• Laura Chaparro, science journalist

    L’aluminium dans les déodorants est-il sûr ?

    23 Dec

    Déodorants et anti-transpirants sont devenus des éléments indispensables pour l’hygiène quotidienne aussi bien de l’homme que de la femme. Différents composants comme le chlorhydrate d'aluminium ou la pierre d’alun (potassium alum) combattent les mauvaises odeurs provoquées par la transpiration. Mais de quelle façon ?

     

    Le chlorhydrate d’aluminium réduit essentiellement l’activité de transpiration en bouchant les pores cutanés avec des sels astringents, qui empêchent aussi la prolifération des bactéries responsables des mauvaises odeurs. Pour sa part, la pierre d’alun exerce une puissante action bactéricide sans boucher les pores et en permettant la transpiration normale de la peau. 
    La préoccupation croissante pour l’hygiène personnelle s’accompagne de l’intérêt de savoir comment agit l’aluminium sur le corps humain. Cette substance est présente dans l’écorce terrestre et dans une multitude d’éléments de notre vie quotidienne comme les canettes de boissons, casseroles, poêles, divers aliments, papier aluminium mais aussi dans l’aspirine, anti-acides, substances utilisées pour le traitement des eaux, additifs et cosmétiques.

     

    Combien d’aluminium absorbons-nous ?
    Un rapport de l’Agence pour le Registre des Substances Toxiques et des Maladies des États-Unis (ATSDR) signale que « tout le monde est exposé à des niveaux faibles d’aluminium par l’intermédiaire de la nourriture, de l’air, de l’eau et du sol ». Notre propre organisme se charge d’éliminer ce composant de façon naturelle à travers l’urine et les selles. En Europe, l’absorption maximum d’aluminium recommandée par l’Autorité Européenne de Sécurité des Aliments (EFSA) est de 1 milligramme par kilo de poids corporel par semaine.
    À de faibles niveaux, l’ATSDR assure donc que le métal n’est pas nuisible pour la santé.

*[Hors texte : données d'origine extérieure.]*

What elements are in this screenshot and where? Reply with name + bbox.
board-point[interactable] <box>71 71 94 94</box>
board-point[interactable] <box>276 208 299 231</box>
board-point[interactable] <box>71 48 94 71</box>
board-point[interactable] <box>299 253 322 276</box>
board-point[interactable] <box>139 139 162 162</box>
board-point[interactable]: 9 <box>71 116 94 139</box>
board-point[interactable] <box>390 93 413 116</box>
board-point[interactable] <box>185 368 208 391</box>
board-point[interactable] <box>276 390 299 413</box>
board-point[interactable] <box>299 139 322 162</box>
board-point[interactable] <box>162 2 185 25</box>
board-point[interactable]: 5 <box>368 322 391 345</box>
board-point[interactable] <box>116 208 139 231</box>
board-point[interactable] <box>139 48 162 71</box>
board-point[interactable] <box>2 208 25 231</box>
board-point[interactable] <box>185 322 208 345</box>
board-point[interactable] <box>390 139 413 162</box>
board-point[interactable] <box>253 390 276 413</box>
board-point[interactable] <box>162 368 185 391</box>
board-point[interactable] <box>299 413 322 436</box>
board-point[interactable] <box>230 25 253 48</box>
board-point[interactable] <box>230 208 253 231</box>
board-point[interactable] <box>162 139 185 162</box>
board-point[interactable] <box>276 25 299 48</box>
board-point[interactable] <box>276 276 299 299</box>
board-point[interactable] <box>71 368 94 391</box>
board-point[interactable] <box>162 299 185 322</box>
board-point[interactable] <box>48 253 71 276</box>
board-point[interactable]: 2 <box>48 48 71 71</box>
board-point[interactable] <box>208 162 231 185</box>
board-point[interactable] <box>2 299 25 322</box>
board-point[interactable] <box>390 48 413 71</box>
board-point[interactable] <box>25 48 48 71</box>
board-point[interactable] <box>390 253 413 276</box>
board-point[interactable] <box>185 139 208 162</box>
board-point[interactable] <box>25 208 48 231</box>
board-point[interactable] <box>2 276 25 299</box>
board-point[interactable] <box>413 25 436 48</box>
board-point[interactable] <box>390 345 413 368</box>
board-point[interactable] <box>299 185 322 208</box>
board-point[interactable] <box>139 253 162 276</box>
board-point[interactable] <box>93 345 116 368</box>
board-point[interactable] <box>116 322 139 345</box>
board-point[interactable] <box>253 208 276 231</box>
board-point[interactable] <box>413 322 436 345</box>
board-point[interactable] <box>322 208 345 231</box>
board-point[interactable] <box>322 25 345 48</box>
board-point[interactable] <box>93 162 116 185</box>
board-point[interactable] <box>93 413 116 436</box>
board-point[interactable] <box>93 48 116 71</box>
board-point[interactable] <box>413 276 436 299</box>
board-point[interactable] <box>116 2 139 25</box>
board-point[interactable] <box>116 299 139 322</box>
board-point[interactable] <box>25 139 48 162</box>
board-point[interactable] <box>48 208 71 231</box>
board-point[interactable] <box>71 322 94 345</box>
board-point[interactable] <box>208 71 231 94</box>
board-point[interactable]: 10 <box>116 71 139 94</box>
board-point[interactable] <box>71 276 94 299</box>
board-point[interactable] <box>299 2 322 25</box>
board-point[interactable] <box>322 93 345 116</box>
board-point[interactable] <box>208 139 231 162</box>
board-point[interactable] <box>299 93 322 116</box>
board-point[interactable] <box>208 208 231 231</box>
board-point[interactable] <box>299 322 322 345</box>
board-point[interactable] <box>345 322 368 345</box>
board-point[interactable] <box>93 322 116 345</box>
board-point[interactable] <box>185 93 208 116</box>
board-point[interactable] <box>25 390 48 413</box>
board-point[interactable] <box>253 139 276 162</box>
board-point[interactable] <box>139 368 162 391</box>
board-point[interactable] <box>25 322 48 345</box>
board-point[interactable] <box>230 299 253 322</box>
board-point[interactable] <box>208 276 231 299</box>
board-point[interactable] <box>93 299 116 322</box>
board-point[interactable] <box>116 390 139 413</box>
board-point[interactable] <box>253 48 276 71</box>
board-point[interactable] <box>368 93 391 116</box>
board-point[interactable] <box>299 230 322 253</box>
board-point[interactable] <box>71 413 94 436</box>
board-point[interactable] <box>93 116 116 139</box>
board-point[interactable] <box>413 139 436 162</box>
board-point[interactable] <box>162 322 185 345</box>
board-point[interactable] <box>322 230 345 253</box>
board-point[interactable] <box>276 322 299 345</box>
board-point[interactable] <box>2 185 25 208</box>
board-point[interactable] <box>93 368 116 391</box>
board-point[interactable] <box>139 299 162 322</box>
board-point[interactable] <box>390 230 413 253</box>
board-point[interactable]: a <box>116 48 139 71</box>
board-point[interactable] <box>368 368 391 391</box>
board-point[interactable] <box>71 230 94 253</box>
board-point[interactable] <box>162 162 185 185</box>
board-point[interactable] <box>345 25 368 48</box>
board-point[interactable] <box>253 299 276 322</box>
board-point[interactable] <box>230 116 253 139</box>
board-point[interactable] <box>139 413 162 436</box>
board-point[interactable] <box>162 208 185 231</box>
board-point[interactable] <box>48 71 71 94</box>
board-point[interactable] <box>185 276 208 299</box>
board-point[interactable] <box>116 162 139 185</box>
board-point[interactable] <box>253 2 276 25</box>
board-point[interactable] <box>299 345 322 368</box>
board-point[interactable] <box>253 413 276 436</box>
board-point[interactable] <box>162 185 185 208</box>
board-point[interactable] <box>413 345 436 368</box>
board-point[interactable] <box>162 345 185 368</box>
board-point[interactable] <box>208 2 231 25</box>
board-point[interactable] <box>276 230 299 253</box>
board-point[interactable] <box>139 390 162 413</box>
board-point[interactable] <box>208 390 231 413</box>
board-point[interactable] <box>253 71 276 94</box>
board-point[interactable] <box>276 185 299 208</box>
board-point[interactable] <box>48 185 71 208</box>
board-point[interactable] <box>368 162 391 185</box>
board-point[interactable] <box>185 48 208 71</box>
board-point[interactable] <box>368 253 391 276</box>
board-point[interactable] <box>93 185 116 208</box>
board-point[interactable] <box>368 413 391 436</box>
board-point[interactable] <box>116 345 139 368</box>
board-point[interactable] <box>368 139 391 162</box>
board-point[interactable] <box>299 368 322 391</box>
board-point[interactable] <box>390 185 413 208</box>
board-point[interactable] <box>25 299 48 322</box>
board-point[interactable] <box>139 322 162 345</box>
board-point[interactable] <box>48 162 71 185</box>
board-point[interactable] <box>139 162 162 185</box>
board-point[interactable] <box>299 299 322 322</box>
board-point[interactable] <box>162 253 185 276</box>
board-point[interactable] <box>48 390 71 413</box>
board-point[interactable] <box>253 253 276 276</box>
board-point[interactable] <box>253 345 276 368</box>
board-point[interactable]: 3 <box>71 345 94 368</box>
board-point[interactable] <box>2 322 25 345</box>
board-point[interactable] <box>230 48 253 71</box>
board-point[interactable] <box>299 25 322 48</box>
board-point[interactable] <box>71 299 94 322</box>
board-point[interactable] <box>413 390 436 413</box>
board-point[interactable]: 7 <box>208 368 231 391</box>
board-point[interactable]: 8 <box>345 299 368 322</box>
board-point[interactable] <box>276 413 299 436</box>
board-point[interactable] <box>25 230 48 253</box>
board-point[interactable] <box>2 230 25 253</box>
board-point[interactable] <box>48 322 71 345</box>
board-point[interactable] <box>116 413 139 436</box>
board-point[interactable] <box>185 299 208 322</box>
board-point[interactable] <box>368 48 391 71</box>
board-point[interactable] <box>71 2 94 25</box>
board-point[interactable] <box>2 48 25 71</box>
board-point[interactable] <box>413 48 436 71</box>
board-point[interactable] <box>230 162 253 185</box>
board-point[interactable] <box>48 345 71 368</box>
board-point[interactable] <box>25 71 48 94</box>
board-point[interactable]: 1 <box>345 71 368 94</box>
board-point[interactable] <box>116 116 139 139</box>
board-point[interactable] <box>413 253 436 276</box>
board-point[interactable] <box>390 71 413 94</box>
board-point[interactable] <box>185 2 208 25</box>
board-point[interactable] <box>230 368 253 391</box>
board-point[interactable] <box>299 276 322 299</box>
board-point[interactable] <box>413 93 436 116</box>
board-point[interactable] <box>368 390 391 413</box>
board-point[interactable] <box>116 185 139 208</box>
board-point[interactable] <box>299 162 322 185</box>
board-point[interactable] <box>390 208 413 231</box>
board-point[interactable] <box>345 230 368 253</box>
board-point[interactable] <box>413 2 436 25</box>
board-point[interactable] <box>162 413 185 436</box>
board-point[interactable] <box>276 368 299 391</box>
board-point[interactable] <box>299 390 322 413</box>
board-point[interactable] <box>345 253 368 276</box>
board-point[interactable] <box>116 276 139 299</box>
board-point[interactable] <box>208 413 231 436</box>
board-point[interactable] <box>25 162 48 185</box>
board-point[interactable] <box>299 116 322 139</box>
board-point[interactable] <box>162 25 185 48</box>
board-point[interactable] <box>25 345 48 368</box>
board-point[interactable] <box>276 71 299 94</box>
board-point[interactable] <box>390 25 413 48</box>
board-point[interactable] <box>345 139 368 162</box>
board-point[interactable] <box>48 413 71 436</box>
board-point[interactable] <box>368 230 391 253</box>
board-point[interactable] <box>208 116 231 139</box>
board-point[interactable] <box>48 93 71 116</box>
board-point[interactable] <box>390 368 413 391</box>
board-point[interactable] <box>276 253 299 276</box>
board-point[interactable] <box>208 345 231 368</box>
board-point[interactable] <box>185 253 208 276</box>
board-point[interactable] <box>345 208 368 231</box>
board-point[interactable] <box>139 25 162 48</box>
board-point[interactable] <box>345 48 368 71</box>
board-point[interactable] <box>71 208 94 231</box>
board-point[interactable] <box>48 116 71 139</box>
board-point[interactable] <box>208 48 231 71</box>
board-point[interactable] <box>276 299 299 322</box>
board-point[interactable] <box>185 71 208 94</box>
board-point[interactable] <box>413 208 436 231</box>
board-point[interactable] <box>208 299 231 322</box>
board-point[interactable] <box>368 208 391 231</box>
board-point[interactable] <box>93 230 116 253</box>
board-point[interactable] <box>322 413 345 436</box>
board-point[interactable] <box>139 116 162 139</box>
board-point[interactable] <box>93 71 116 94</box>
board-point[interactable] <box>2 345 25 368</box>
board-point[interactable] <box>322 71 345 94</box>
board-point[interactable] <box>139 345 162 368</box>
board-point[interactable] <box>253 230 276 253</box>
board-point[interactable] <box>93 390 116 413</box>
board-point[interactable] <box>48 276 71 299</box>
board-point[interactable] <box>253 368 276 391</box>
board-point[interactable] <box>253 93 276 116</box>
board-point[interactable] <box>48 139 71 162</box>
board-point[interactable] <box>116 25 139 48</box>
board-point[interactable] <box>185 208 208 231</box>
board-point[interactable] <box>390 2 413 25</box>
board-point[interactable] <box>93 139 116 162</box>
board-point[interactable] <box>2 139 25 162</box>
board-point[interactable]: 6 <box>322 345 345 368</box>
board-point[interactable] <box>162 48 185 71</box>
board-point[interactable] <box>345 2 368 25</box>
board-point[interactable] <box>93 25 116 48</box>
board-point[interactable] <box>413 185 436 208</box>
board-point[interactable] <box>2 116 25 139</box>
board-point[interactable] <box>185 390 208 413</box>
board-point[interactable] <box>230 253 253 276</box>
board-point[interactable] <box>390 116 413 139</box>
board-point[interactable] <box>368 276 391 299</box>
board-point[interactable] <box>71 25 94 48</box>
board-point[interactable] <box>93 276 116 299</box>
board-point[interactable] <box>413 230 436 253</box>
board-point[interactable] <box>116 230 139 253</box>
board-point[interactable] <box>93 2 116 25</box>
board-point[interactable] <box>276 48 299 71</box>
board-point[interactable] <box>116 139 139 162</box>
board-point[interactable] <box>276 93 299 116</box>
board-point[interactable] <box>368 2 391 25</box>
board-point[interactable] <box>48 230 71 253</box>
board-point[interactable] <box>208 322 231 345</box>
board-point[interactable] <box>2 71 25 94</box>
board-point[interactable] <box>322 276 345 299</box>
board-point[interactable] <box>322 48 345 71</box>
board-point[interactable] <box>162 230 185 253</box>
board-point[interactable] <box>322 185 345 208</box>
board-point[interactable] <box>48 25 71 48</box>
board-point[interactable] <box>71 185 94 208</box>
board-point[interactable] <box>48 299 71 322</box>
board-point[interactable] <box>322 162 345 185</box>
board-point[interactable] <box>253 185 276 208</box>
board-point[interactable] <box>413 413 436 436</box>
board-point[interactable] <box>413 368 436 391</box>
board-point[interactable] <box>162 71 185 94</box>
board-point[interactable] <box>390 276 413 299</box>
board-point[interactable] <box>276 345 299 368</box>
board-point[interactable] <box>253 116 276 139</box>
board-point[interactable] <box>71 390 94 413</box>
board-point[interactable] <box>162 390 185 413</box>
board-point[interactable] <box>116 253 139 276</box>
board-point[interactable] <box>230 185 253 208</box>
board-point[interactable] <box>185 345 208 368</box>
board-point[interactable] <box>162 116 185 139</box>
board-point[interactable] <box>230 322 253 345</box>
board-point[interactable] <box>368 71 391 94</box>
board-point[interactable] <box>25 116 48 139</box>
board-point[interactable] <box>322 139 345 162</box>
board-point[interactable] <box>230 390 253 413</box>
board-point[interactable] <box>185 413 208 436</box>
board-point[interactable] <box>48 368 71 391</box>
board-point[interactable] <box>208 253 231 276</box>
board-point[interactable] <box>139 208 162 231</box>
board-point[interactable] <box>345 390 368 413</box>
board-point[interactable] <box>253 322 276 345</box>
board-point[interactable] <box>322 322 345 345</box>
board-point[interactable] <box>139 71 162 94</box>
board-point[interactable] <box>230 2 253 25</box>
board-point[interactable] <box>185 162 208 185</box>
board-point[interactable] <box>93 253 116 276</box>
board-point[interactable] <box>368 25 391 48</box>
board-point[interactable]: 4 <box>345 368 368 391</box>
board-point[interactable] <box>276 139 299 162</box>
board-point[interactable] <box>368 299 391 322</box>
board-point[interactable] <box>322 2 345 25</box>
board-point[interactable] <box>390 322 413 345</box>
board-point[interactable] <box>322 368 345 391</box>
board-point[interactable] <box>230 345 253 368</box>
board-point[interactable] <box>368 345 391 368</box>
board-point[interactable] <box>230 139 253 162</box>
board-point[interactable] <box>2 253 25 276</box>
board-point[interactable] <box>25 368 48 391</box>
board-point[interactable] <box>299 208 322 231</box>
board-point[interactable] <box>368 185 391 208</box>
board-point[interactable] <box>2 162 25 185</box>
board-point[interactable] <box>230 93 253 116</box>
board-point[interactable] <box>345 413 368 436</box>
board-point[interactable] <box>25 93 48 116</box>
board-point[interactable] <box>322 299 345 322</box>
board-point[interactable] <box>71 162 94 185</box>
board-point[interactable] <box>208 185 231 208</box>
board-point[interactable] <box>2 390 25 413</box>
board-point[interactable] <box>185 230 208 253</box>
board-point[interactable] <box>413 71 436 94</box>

La situation change lorsque l’exposition est plus importante, et que certains ouvriers, travaillant avec ce composant, l’absorbent en quantités excessives, comme cela arrive avec d’autres substances dangereuses.

     

    Une relation toujours pas démontrée
    Ce qui reste encore à démontrer est le lien entre l’aluminium et la maladie d’Alzheimer. Dans le courant des années soixante, on a commencé à associer cette substance avec la maladie dégénérative car il a été prouvé que le métal s’accumulait dans les foyers neuronaux de la démence.
    Une étude récente réalisée à l’Université de British Columbia (Canada), a analysé la possible relation entre la maladie et ce métal et, bien qu’elle n’ait trouvé aucun lien direct, elle conclut que la neurotoxicité se produit avec de faibles doses. Selon cette étude, si ces quantités sont graduelles au cours du temps, elles s’accumulent de manière sélective dans les tissus cérébraux. 
    En Espagne, la Revista Española de Salud Pública avait publié une recherche qui recensait les travaux publiés jusqu’alors autour de cette question. Sa conclusion était que « malgré un important nombre d’études ayant trouvé une association entre l’exposition et le dégât cérébral, les preuves existantes ne permettent pas d’établir indiscutablement la relation causale avec la maladie d’Alzheimer ». Toutefois, les auteurs recommandent aussi de réduire l’exposition à ce métal et de surveiller sa présence dans les aliments, les médicaments et l'environnement atmosphérique. Cette opinion était partagée par une équipe de chercheurs de l’Université de Kentucky qui affirmaient dans leur recherche ne pas avoir trouvé d’études résolvant cette controverse.

     

    Les doses de sécurité
    Là où le doute n’est plus permis, c’est dans le fait que les doses contenues aussi bien dans les déodorants que dans les anti-transpirants, ne sont pas assez fortes pour endommager notre organisme. Des chercheurs des universités de Purdue et de Penn State Altoona (États-Unis) ont démontré qu’avec une seule utilisation sous les aisselles, la peau absorbe environ 4 microgrammes d’aluminium — unité équivalant à un millionième de gramme — ce qui ne représente que 2,5 % du total du métal absorbé par nos intestins dans les aliments. « L’utilisation en une seule fois du chlorhydrate d'aluminium sur la peau n’est pas une contribution significative à la charge corporelle d’aluminium » assurent-ils.